Spring in Melbourne being what it is, the weather changes quickly. ‘Four seasons in a day’ is a well-worn cliche that actually describes the variability pretty well. One of the more unusual weather phenomena we seem to see during the spring is rain falling while it is sunny. It is not something I am used to seeing, and I find it special every time it happens. This mix starts out with the sounds of rain, and works through four seasons of its own from house to ambient and back again, over the course of two hours and two minutes. I hope it brightens and brings a refreshing change to your day wherever you are.
This is Episode 003 of Music for Small Audiences. I have called it Fonda and the Five Minute Banana Bread. Fonda is a Mexican restaurant. Five minute banana bread is troublesome, because it doesn’t take long to make and tastes very, very good.
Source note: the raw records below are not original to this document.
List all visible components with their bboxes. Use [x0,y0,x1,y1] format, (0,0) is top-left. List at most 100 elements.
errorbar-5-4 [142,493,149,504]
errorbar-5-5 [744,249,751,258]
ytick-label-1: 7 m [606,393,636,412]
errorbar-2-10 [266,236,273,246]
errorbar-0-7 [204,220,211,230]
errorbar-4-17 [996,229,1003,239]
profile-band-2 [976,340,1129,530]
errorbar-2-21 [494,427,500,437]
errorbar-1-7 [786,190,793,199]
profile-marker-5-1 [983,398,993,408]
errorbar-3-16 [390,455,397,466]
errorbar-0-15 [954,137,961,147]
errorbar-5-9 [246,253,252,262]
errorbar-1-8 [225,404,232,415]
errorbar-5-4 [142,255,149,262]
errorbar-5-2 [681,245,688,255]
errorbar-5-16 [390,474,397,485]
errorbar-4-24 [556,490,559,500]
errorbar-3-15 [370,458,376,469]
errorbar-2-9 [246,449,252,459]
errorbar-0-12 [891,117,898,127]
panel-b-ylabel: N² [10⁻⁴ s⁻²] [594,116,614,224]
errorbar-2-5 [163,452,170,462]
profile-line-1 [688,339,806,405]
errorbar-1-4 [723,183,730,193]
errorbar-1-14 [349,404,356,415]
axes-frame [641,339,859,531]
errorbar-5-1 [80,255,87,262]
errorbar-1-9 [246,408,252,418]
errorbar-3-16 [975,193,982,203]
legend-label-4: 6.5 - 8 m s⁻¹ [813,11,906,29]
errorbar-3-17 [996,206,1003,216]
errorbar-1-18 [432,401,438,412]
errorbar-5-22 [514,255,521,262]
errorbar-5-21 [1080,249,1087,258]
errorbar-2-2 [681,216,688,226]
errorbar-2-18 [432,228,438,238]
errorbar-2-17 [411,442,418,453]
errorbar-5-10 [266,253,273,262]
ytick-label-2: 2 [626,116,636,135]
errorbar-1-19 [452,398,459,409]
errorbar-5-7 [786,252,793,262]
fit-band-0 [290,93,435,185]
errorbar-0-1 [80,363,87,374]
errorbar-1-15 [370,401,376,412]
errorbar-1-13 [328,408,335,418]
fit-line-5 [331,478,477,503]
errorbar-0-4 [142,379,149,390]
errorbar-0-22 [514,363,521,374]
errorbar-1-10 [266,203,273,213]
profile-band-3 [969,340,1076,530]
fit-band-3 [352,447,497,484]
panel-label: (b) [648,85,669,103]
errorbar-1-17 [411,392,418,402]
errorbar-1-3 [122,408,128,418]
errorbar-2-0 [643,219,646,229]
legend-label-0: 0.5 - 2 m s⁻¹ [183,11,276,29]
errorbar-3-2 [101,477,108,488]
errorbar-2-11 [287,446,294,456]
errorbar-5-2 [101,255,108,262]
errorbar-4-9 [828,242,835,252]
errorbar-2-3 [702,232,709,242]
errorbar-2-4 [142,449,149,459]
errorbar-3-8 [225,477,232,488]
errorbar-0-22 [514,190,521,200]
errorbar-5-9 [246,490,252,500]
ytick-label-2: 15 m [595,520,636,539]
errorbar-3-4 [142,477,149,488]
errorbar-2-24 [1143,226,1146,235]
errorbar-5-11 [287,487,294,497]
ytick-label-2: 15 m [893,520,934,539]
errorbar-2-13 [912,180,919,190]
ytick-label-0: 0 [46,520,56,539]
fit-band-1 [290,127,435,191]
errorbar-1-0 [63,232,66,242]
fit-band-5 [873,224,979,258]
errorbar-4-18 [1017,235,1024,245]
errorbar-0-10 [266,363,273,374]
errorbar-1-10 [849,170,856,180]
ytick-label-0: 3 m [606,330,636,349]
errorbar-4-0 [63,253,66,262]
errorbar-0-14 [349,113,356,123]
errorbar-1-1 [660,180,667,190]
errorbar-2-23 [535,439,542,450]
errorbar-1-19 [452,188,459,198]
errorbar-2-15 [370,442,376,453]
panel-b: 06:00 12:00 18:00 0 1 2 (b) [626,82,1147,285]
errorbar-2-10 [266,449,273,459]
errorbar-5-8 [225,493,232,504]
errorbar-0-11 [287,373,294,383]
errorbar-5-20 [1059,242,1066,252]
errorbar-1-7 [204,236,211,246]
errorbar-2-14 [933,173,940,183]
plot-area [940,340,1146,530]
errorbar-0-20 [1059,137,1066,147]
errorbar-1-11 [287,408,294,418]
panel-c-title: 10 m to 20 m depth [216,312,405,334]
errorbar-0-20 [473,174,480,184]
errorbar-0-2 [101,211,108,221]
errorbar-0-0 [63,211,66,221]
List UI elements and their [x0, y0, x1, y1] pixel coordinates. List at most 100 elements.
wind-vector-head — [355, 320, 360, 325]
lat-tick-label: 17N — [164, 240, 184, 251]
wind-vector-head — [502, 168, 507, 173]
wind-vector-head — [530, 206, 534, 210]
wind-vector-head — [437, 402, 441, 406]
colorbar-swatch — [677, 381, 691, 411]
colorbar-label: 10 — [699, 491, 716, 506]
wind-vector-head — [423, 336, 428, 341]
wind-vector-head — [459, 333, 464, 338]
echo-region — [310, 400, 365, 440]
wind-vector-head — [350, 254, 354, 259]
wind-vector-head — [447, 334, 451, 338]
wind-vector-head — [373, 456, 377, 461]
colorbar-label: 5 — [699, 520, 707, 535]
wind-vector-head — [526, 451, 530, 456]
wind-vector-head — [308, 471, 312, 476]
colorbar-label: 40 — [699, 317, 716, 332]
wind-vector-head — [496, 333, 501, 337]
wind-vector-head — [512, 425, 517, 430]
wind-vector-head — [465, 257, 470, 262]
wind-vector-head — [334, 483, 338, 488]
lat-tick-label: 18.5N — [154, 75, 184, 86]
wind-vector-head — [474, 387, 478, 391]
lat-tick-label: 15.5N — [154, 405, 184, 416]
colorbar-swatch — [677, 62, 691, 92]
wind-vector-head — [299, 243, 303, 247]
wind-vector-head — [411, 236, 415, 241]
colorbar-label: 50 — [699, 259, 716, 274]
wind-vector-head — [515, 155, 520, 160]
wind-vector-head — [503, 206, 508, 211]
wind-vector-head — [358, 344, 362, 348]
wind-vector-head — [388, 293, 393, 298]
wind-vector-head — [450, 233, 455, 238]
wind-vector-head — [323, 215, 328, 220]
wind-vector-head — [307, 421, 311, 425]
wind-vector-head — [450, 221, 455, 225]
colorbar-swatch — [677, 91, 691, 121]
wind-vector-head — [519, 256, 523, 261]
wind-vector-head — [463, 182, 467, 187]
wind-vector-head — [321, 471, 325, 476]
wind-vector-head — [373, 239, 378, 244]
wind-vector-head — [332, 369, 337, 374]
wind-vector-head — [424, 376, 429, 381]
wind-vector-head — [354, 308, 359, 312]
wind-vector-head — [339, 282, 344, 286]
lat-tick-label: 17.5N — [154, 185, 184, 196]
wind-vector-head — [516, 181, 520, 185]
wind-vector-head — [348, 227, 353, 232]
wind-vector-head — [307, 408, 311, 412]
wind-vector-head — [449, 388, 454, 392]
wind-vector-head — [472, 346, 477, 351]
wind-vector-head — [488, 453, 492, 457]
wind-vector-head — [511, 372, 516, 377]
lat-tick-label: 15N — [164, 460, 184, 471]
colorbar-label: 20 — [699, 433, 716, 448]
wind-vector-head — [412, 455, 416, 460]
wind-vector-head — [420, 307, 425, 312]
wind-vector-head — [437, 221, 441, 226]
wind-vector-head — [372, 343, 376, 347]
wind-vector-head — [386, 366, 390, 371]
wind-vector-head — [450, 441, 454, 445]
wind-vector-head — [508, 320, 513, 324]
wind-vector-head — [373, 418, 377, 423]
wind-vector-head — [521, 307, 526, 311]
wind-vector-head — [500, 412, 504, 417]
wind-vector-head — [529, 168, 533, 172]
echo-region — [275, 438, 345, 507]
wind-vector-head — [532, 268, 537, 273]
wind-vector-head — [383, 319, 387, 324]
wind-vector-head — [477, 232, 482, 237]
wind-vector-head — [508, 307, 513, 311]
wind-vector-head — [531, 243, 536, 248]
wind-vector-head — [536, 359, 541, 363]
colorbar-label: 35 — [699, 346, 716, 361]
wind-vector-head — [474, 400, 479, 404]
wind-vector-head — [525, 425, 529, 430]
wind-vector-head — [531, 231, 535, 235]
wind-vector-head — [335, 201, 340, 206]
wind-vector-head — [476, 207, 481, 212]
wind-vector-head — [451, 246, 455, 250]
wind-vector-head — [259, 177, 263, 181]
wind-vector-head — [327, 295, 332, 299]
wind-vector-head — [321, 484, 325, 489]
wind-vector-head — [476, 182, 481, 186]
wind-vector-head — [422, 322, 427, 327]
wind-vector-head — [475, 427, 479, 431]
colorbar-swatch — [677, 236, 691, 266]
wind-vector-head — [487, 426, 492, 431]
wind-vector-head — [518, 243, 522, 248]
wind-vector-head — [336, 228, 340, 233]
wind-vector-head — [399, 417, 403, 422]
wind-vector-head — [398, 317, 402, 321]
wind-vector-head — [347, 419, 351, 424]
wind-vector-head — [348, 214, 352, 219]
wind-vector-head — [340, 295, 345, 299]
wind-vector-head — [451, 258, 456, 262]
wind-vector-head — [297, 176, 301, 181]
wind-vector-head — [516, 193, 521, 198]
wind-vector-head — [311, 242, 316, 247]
My intention in making these podcasts available was to showcase a broader side to my musical tastes. This mix covers a lot of ground in this regard, starting with laid-back electronica and working its way through some downtempo grooves of varying intensity for the first forty minutes or so, before settling into a deep groove that builds and bubbles away over the course of the ninety minutes that follows. It was mixed live.
Episode 002 of Music For Small Audiences is called “The Heater Is On Wheels”. It is just under two hours in length, and while it covers plenty of ground in terms of tempo and energy level, it’s underpinned throughout by warm and creatively tuned melodies and expressive grooves.
I have always enjoyed the interplay between electronic and acoustic instruments, and particularly the less-than-perfect timing and tuning that any ‘real’ instrument has as a result of its real-ness. To me, some of the real creativity in electronic music production is found in creatively modulating pitch and groove in a manner similar to that which one might expect to hear from an acoustic instrument. Rather than being stifled by rhythms locked down to millisecond-perfect grids and tuning left pitch-perfect to the exact cent, the songs in this mix breathe and wander, combining both the warmth of real instruments and the precision of modern technology. Mixed live on a cold southern spring evening, this mix should bring a warm change to your ears whatever your weather.
This is episode 001 of Music For Small Audiences. It is a live set recorded last month after a particularly nice weekend away on Australia’s southern coast, in a little town called Airey’s Inlet on the Great Ocean Road, about two hours west of Melbourne.